Moy & Bastie serial #418
This Moy & Bastie has the smoothest and best
running movement of any of the cameras in the
collection. If Hollywood were still making Silents
this camera would be in production today. I don't believe
this camera was ever a rental camera because it shows no
signs of being overly used. This gives me the
feeling that it was a personal camera for a popular,
working DP. Serviced well, never abused but used as a
tool of the trade.
Contemplating the state of the art in optical glass
and mechanical engineering around 1910 it is easy
to see Moy and Bastie cameras as machines that were at
the Zenith of the Industrial Age.
This Ivory tag is found on the main frame of the
movement, just inside the door on the crank side of the
camera. It is about one half inch by about three inches.

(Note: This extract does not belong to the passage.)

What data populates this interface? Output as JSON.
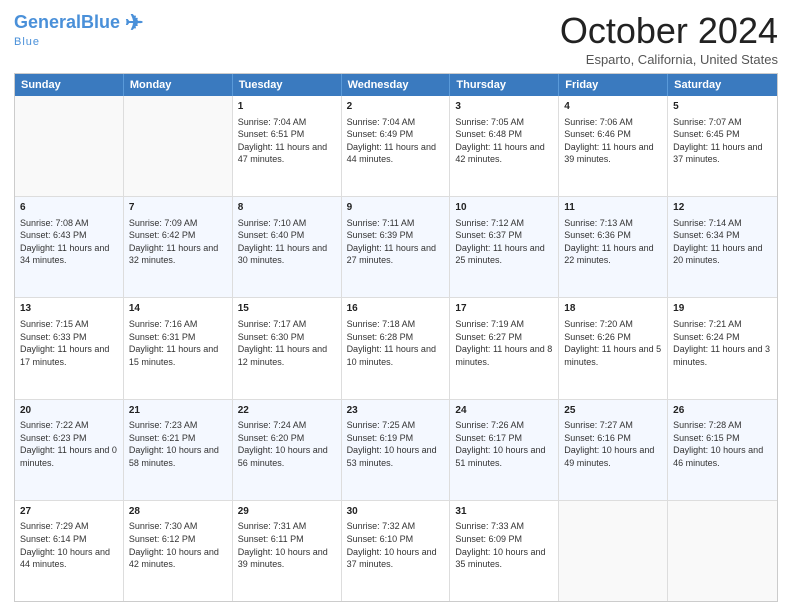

It has a 2 inch (50mm) f3.5 Cooke Lens. The lens has
just been cleaned and lubricated by Greg Reilman, head of
the optical department at Clairmont Camera, Hollywood. It
was put on the lens projector at Clairmont Camera and
found to have surprisingly clear optics.
I find this camera to be a great compliment to the
skill of the craftsmen from the early period of the
motion picture industry.
The chain drive drunken screw movement is a
marvel to look at and it's magical to watch it go through
it's paces. It turns so smooth and easy it's difficult to
believe this camera is rapidly approaching its hundredth
The wood and brass on this camera tell a story that
this camera was no "Shelf Queen". It has a look
that is marvelously and obviously an antique camera. Of
all cameras, this would be one of those you would really
like to hear it tell it's story.
The interior of this camera is in wonderful condition.
All the original lacquer over the polished brass gears is
still intact. Some of the black paint has slightly flaked
from the shutter but this is a process that has been
stopped right at the very beginning.